No muy conocida es también su relación con la Marina. En Venecia una estatuilla suya, en una esquina del Palacio Ducal, recoge la petición de que mantenga tranquilo el golfo, mientras que en el Museo Naval de Lisboa se puede ver la imagen de madera que acompañó a Vasco de Gama en uno de sus viajes a la India. En el primero de ellos tres de los cuatro navíos llevaban los nombres de San Gabriel, San Miguel y San Rafael. De los tres volvió solo el primero. Y varios barcos de guerra españoles llevaron su nombre en los siglos XVIII y XIX. Al Custodio también se le ha representado en tierras americanas portando la Sabana Santa con una réplica digital de la cual convive en la Iglesia del Juramento. No en vano el templo alberga el Cristo de la Universidad que reproduce la imagen recogida en la Sindone de Turín.

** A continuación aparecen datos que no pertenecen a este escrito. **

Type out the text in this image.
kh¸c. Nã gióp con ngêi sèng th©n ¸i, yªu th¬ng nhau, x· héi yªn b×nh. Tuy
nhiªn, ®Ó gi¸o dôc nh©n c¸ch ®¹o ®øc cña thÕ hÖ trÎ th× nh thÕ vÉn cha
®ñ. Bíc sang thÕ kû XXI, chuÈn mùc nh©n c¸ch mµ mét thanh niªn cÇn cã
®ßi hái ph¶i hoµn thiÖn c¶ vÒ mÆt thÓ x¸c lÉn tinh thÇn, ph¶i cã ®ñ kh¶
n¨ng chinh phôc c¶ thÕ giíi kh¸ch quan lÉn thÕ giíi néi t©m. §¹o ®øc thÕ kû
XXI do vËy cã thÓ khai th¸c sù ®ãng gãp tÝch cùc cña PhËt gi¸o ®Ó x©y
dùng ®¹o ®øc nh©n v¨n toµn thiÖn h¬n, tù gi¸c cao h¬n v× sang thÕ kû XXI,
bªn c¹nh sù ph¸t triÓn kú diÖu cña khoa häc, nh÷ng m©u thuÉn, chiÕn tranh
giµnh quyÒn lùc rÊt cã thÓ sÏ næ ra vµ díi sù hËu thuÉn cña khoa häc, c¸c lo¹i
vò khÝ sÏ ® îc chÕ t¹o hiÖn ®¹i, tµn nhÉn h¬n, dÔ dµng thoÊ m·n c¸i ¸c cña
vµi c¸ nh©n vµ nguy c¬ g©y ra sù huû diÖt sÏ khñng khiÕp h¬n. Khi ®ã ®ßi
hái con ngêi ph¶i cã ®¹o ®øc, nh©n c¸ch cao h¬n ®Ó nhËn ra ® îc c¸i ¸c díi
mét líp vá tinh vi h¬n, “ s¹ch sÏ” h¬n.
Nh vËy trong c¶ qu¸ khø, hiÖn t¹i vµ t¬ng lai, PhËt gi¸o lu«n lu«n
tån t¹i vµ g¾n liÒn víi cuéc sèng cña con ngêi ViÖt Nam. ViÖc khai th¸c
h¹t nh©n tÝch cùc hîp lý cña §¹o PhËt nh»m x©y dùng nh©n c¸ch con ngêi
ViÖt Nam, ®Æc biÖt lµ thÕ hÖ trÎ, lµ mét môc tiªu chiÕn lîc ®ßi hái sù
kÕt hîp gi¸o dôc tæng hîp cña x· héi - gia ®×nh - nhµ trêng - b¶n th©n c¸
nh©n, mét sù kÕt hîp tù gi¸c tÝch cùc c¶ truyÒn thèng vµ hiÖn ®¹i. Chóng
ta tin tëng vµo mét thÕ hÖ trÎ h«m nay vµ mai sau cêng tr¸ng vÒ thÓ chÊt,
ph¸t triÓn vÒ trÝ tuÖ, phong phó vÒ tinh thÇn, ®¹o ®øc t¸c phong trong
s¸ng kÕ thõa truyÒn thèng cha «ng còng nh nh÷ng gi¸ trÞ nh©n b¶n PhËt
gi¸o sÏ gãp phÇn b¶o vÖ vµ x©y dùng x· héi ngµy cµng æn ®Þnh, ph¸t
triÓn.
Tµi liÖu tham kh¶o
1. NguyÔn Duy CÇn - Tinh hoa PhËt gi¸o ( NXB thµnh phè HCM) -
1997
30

Famoso hizo sin duda San Rafael a Tobías y viceversa, pero el diablo también tiene su vela en esta historia. Asmodeo, el asesino de los primeros maridos de Sara con la que Tobías acaba casándose y al que hace huir quemando el corazón y el hígado del pez, es sujeto también de menciones de todo tipo. Se cuenta en el Talmud que Salomón lo hizo prisionero para que le ayudara a levantar el templo de Jerusalén, en las leyendas artúricas incluso se le atribuye la paternidad de Merlín y como demonio malo malísimo aparece en el cine y en novelas y series de terror. Pero en la literatura lleva su nombre el diablo cojuelo de Alain René Lesage en la versión francesa de la famosa sátira que, sesenta años antes, escribiera Luis Vélez de Guevara. Aunque más bien habríamos de hablar de un homónimo, juerguista y burlón, del demonio bíblico liando de mil modos al estudiante Don Cleofás Leandro Pérez Zambullo. En los textos se dice que fue de los primeros en rebelarse contra Dios y en caer al infierno. Lo malo es que todos los demás le cayeron encima dejándolo «estropeado y señalado de la mano de Dios y de los pies de todos los diablos». Menos mal para él que, a efectos de amparo, el estudiante no era de Córdoba ni se llamaba Rafael.